La France a gardé ses outils de soutien aux banques
La France doit-elle voler au secours de ses banques ? Les responsables politiques et financiers ont encore balayé hier la question d’un revers de main. «Les banques françaises n’ont ni souci de liquidité, ni problème de solvabilité», a répété Christian Noyer, le gouverneur de la Banque de France, soulignant que le secteur a musclé ses fonds propres de 50 milliards d’euros en deux ans. «Une nationalisation des banques françaises est totalement prématurée et à côté du sujet», a renchéri le ministre de l’Industrie, Eric Besson.
Paris dispose pourtant de deux outils, aujourd’hui en sommeil, créés fin 2008 dans le sillage de la faillite de Lehman Brothers. La SFEF, Société de financement de l’économie française, a émis pendant un an avec la garantie de l’Etat près de 77 milliards d’euros de dette qui ont servi à refinancer les banques françaises. Elle conserve une existence juridique, car ses dernières obligations arriveront à échéance en 2014. Dans les faits, la Caisse de refinancement de l’habitat (CRH) gère la dette de la SFEF, qui est revenue aux alentours de 55 milliards d’euros.

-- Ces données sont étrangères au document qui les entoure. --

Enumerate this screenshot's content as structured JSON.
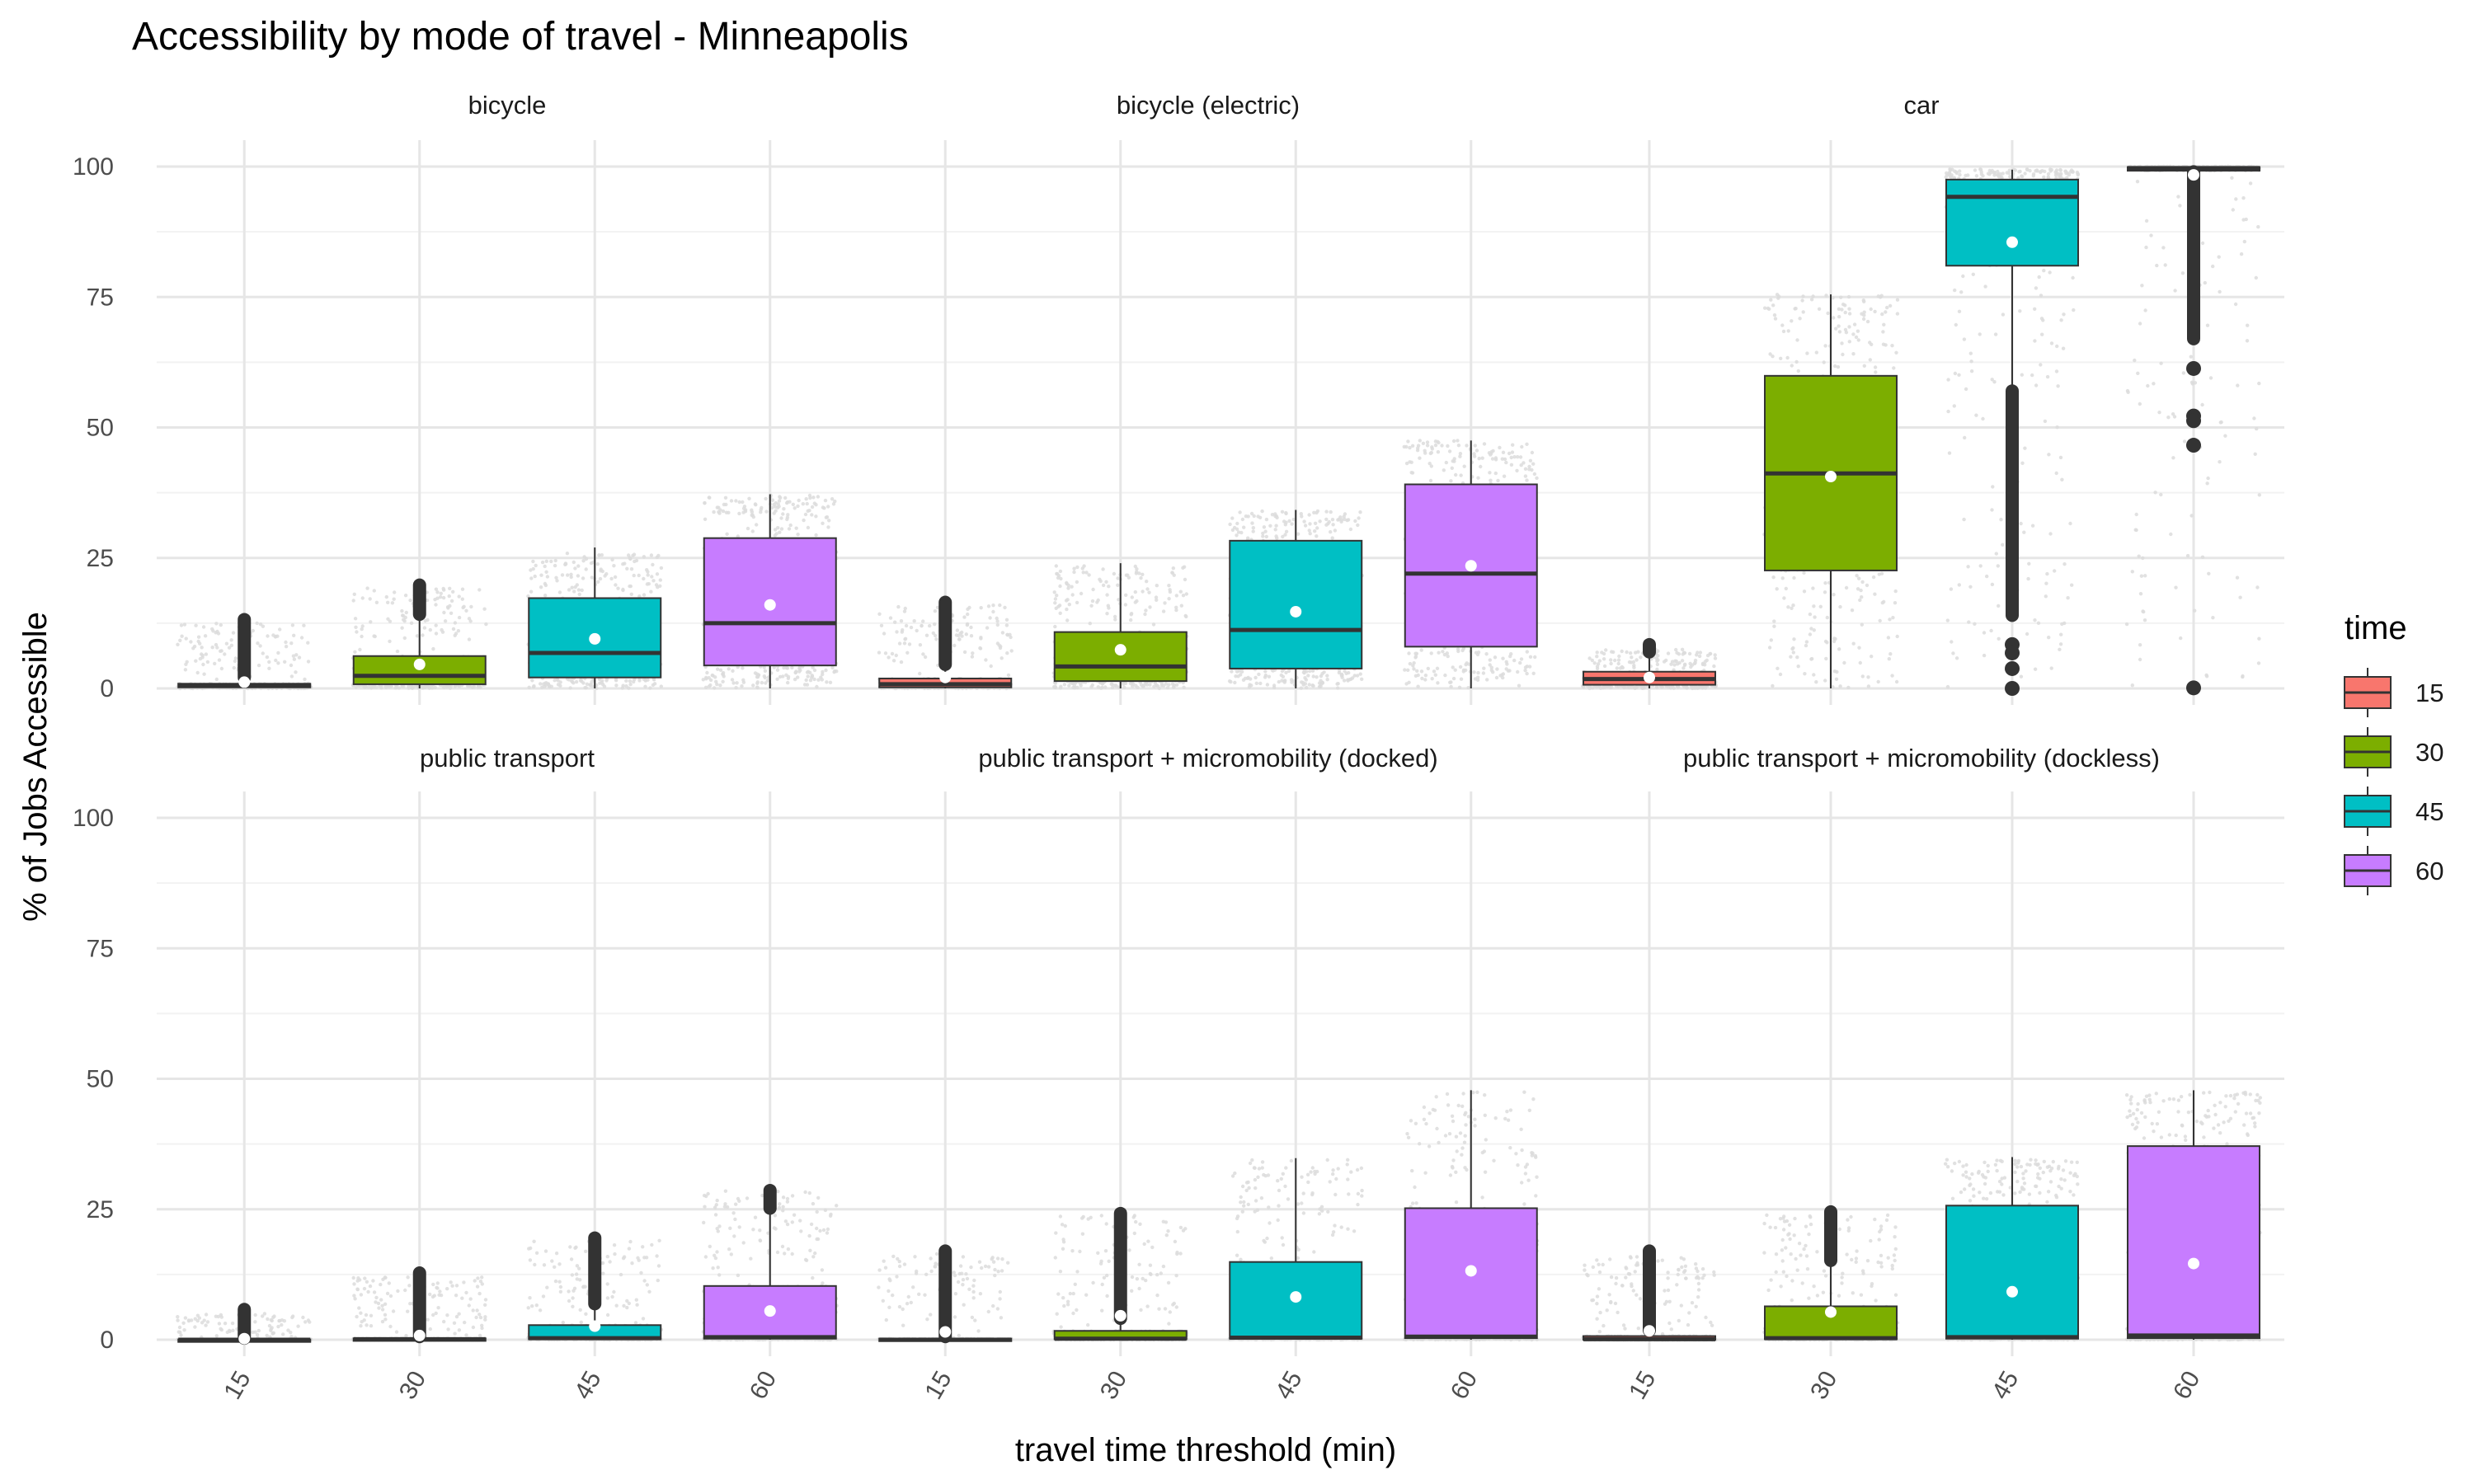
{
  "chart_data": {
    "type": "boxplot",
    "title": "Accessibility by mode of travel - Minneapolis",
    "xlabel": "travel time threshold (min)",
    "ylabel": "% of Jobs Accessible",
    "ylim": [
      0,
      100
    ],
    "yticks": [
      0,
      25,
      50,
      75,
      100
    ],
    "categories": [
      "15",
      "30",
      "45",
      "60"
    ],
    "grid": true,
    "legend": {
      "title": "time",
      "position": "right",
      "entries": [
        {
          "label": "15",
          "color": "#F8766D"
        },
        {
          "label": "30",
          "color": "#7CAE00"
        },
        {
          "label": "45",
          "color": "#00BFC4"
        },
        {
          "label": "60",
          "color": "#C77CFF"
        }
      ]
    },
    "panels": [
      {
        "name": "bicycle",
        "boxes": [
          {
            "x": "15",
            "q1": 0.2,
            "median": 0.5,
            "q3": 0.9,
            "wlo": 0,
            "whi": 2.0,
            "mean": 1.2,
            "jitter_max": 12.5,
            "outliers": [
              [
                2.1,
                13.2
              ]
            ],
            "outlier_points": []
          },
          {
            "x": "30",
            "q1": 0.8,
            "median": 2.4,
            "q3": 6.2,
            "wlo": 0,
            "whi": 14.0,
            "mean": 4.6,
            "jitter_max": 19.2,
            "outliers": [
              [
                14.2,
                19.8
              ]
            ],
            "outlier_points": []
          },
          {
            "x": "45",
            "q1": 2.1,
            "median": 6.8,
            "q3": 17.3,
            "wlo": 0,
            "whi": 27.0,
            "mean": 9.5,
            "jitter_max": 26.0,
            "outliers": [],
            "outlier_points": []
          },
          {
            "x": "60",
            "q1": 4.4,
            "median": 12.5,
            "q3": 28.8,
            "wlo": 0,
            "whi": 37.2,
            "mean": 16.0,
            "jitter_max": 37.0,
            "outliers": [],
            "outlier_points": []
          }
        ]
      },
      {
        "name": "bicycle (electric)",
        "boxes": [
          {
            "x": "15",
            "q1": 0.2,
            "median": 0.8,
            "q3": 1.9,
            "wlo": 0,
            "whi": 4.5,
            "mean": 2.1,
            "jitter_max": 16.0,
            "outliers": [
              [
                4.6,
                16.5
              ]
            ],
            "outlier_points": []
          },
          {
            "x": "30",
            "q1": 1.4,
            "median": 4.2,
            "q3": 10.8,
            "wlo": 0,
            "whi": 24.0,
            "mean": 7.4,
            "jitter_max": 23.5,
            "outliers": [],
            "outlier_points": []
          },
          {
            "x": "45",
            "q1": 3.8,
            "median": 11.2,
            "q3": 28.3,
            "wlo": 0,
            "whi": 34.2,
            "mean": 14.7,
            "jitter_max": 34.0,
            "outliers": [],
            "outlier_points": []
          },
          {
            "x": "60",
            "q1": 8.0,
            "median": 22.0,
            "q3": 39.1,
            "wlo": 0,
            "whi": 47.5,
            "mean": 23.5,
            "jitter_max": 47.5,
            "outliers": [],
            "outlier_points": []
          }
        ]
      },
      {
        "name": "car",
        "boxes": [
          {
            "x": "15",
            "q1": 0.7,
            "median": 1.8,
            "q3": 3.2,
            "wlo": 0,
            "whi": 6.8,
            "mean": 2.1,
            "jitter_max": 7.5,
            "outliers": [
              [
                7.0,
                8.4
              ]
            ],
            "outlier_points": []
          },
          {
            "x": "30",
            "q1": 22.6,
            "median": 41.2,
            "q3": 59.9,
            "wlo": 0,
            "whi": 75.5,
            "mean": 40.6,
            "jitter_max": 75.5,
            "outliers": [],
            "outlier_points": []
          },
          {
            "x": "45",
            "q1": 81.0,
            "median": 94.2,
            "q3": 97.5,
            "wlo": 57.5,
            "whi": 99.4,
            "mean": 85.5,
            "jitter_max": 99.5,
            "outliers": [
              [
                14.0,
                57.0
              ]
            ],
            "outlier_points": [
              8.4,
              6.8,
              3.8,
              0
            ]
          },
          {
            "x": "60",
            "q1": 99.2,
            "median": 99.7,
            "q3": 99.9,
            "wlo": 99.0,
            "whi": 100,
            "mean": 98.4,
            "jitter_max": 100,
            "outliers": [
              [
                67.0,
                99.0
              ]
            ],
            "outlier_points": [
              61.3,
              52.2,
              51.3,
              46.6,
              0.1
            ]
          }
        ]
      },
      {
        "name": "public transport",
        "boxes": [
          {
            "x": "15",
            "q1": 0.0,
            "median": 0.0,
            "q3": 0.05,
            "wlo": 0,
            "whi": 0.1,
            "mean": 0.2,
            "jitter_max": 5.0,
            "outliers": [
              [
                0.3,
                5.8
              ]
            ],
            "outlier_points": []
          },
          {
            "x": "30",
            "q1": 0.0,
            "median": 0.1,
            "q3": 0.25,
            "wlo": 0,
            "whi": 0.5,
            "mean": 0.8,
            "jitter_max": 12.0,
            "outliers": [
              [
                0.6,
                12.8
              ]
            ],
            "outlier_points": []
          },
          {
            "x": "45",
            "q1": 0.1,
            "median": 0.3,
            "q3": 2.8,
            "wlo": 0,
            "whi": 6.8,
            "mean": 2.6,
            "jitter_max": 19.0,
            "outliers": [
              [
                6.9,
                19.5
              ]
            ],
            "outlier_points": []
          },
          {
            "x": "60",
            "q1": 0.2,
            "median": 0.5,
            "q3": 10.3,
            "wlo": 0,
            "whi": 25.0,
            "mean": 5.5,
            "jitter_max": 28.5,
            "outliers": [
              [
                25.2,
                28.6
              ]
            ],
            "outlier_points": []
          }
        ]
      },
      {
        "name": "public transport + micromobility (docked)",
        "boxes": [
          {
            "x": "15",
            "q1": 0.0,
            "median": 0.0,
            "q3": 0.2,
            "wlo": 0,
            "whi": 0.5,
            "mean": 1.5,
            "jitter_max": 16.5,
            "outliers": [
              [
                0.6,
                17.0
              ]
            ],
            "outlier_points": []
          },
          {
            "x": "30",
            "q1": 0.1,
            "median": 0.2,
            "q3": 1.7,
            "wlo": 0,
            "whi": 4.0,
            "mean": 4.6,
            "jitter_max": 24.0,
            "outliers": [
              [
                4.1,
                24.2
              ]
            ],
            "outlier_points": []
          },
          {
            "x": "45",
            "q1": 0.2,
            "median": 0.4,
            "q3": 14.9,
            "wlo": 0,
            "whi": 34.8,
            "mean": 8.2,
            "jitter_max": 34.5,
            "outliers": [],
            "outlier_points": []
          },
          {
            "x": "60",
            "q1": 0.3,
            "median": 0.6,
            "q3": 25.2,
            "wlo": 0,
            "whi": 47.8,
            "mean": 13.2,
            "jitter_max": 47.5,
            "outliers": [],
            "outlier_points": []
          }
        ]
      },
      {
        "name": "public transport + micromobility (dockless)",
        "boxes": [
          {
            "x": "15",
            "q1": 0.0,
            "median": 0.1,
            "q3": 0.7,
            "wlo": 0,
            "whi": 1.7,
            "mean": 1.7,
            "jitter_max": 16.0,
            "outliers": [
              [
                1.8,
                17.0
              ]
            ],
            "outlier_points": []
          },
          {
            "x": "30",
            "q1": 0.1,
            "median": 0.3,
            "q3": 6.4,
            "wlo": 0,
            "whi": 15.0,
            "mean": 5.3,
            "jitter_max": 24.0,
            "outliers": [
              [
                15.2,
                24.5
              ]
            ],
            "outlier_points": []
          },
          {
            "x": "45",
            "q1": 0.2,
            "median": 0.5,
            "q3": 25.7,
            "wlo": 0,
            "whi": 35.0,
            "mean": 9.2,
            "jitter_max": 34.5,
            "outliers": [],
            "outlier_points": []
          },
          {
            "x": "60",
            "q1": 0.3,
            "median": 0.8,
            "q3": 37.1,
            "wlo": 0,
            "whi": 47.8,
            "mean": 14.6,
            "jitter_max": 47.5,
            "outliers": [],
            "outlier_points": []
          }
        ]
      }
    ]
  }
}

La structure n’a en revanche plus le droit d’émettre depuis octobre 2009. Le gouvernement s’était laissé, jusqu’à fin 2010 seulement, la possibilité de la réactiver par simple décret en cas de turbulences. Relancer la SFEF imposerait donc de reprendre à zéro le processus suivi en 2008: décision du gouvernement, approbation du Parlement et feu vert de la Commission européenne. «Je n’ai pas entendu parler d’un tel projet», indiquait hier une source proche du dossier.
La Société de prise de participation de l’Etat (SPPE), pour sa part, avait apporté 20,5 milliards d’euros de fonds propres aux banques françaises sous forme de titres subordonnés, d’actions de préférence et d’actions ordinaires. Après les derniers remboursements de BPCE en début d’année, la SPPE ne détient plus qu’un milliard d’euros d’actions Dexia, soit 5,7% du capital selon le dernier rapport annuel de la banque franco-belge.
Rien n’interdirait à l’Etat de capitaliser directement les banques via le budget à travers le compte d’affectation spécial «participations financières de l’Etat». Il l’avait fait pour Alstom en 2004. Mais les montants en jeu et l’urgence l’avaient conduit en 2008 à créer une structure ad hoc. Dans un cas comme dans l’autre, un nouveau plan de soutien en capital devrait être notifié à Bruxelles.